Kiran Lakkaraju is a senior member of the technical staff at Sandia National Laboratories in New Mexico in the Cognitive Science and Applications group. He has more than 10 years of experience developing models of human behavior and social systems and has background in artificial intelligence, multi-agent systems, and computational social science. He holds a M.S. and Ph.D. in computer science from the University of Illinois at Urbana-Champaign. Lakkaraju’s research has been marked by extensive interdisciplinary efforts that bring together the social and computational sciences. His Ph.D. work was focused on creation and propagation of linguistic behavior within a population and the application of computer science techniques to model this process. Lakkaraju’s primary research interests lie in developing computational models of behavior change in society such as attitude change and adoption of solar PV. More recently, he has focused on developing models that explore the link between social structure (social networks, roles/hierarchy) with cognitive structure (how concepts are interrelated, cognitive consistency, confirmation bias) with respect to problems of information dissemination and attitude change. He is currently developing a social experimentation platform (the Controlled, Large, Online Social Experimentation platform). He is co-principal investigator of a Department of Energy-funded project to develop data-driven models of residential PV adoption. Lakkaraju has more than 30 peer-reviewed publications in journals and conference proceedings.
Yevgeniy Vorobeychik is an assistant professor of Computer Science, Computer Engineering, and Biomedical Informatics at Vanderbilt University. Previously, he was a principal member of the technical staff at Sandia National Laboratories. Between 2008 and 2010 he was a postdoctoral research associate at the University of Pennsylvania in the Computer and Information Science department. Vorobeychik received Ph.D. and M.S.E. degrees in Computer Science and Engineering from the University of Michigan, and a B.S. degree in Computer Engineering from Northwestern University. His work focuses on adversarial reasoning in AI, computational game theory, security and privacy, network science, and agent-based modeling. He received a National Science Foundation CAREER award in 2017, was nominated for the 2008 ACM Doctoral Dissertation Award, and received honorable mention for the 2008 IFAAMAS Distinguished Dissertation Award. He was an invited early-career spotlight speaker at IJCAI 2016.
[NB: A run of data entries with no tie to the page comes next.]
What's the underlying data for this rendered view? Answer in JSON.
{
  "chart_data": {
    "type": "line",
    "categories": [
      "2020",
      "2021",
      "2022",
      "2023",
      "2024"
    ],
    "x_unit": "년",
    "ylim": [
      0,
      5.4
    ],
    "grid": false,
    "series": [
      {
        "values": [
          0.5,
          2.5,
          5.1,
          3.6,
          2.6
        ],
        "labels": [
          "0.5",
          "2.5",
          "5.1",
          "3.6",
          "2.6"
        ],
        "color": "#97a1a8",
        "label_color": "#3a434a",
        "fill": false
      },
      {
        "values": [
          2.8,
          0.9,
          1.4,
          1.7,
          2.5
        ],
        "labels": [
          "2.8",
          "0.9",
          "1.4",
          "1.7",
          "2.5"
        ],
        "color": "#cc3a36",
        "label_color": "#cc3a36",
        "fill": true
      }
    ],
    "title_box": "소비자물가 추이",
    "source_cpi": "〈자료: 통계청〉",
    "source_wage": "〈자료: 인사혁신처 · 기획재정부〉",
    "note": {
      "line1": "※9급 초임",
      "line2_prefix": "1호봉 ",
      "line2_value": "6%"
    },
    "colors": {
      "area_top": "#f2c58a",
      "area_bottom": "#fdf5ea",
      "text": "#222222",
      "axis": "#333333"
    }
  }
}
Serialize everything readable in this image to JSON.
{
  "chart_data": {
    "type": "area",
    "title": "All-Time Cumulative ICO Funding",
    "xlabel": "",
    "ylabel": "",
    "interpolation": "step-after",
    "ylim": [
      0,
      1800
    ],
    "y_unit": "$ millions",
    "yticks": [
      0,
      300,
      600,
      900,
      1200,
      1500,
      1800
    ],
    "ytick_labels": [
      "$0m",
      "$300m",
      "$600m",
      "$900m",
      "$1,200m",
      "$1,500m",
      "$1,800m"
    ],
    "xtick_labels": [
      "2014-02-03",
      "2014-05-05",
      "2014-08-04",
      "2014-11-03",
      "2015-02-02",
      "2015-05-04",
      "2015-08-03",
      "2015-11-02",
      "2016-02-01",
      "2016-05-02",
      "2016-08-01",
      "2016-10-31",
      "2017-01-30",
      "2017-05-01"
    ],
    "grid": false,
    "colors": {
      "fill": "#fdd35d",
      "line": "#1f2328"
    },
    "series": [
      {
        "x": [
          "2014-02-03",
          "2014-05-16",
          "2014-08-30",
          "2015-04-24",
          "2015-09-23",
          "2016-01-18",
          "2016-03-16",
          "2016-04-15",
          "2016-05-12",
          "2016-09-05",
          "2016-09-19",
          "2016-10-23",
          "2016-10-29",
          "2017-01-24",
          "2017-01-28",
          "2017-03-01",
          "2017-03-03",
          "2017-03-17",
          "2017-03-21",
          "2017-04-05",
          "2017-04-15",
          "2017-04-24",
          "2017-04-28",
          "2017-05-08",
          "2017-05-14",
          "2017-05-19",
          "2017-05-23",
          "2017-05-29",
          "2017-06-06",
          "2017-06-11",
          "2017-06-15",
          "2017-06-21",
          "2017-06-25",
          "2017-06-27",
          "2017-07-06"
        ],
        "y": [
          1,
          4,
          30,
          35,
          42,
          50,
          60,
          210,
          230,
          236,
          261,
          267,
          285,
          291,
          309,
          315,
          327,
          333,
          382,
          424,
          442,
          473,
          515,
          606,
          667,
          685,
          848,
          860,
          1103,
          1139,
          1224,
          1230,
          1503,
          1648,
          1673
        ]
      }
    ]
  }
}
Michael Rossol is a member of the System Modeling & Geospatial Data Science Group in the Strategic Energy Analysis Center at NREL. His area of expertise is the processing and analysis of large data sets. Rossol received his Ph.D. in Materials Science from the University of California at Santa Barbara in 2015. His dissertation research focused on characterizing the structure and properties of advanced ceramic composites using digital image processing. Prior to joining NREL in the fall of 2016, Michael was a postdoctoral researcher at the University of Illinois at Urbana-Champaign, where he applied digital image processing to advanced polymers and polymer composites.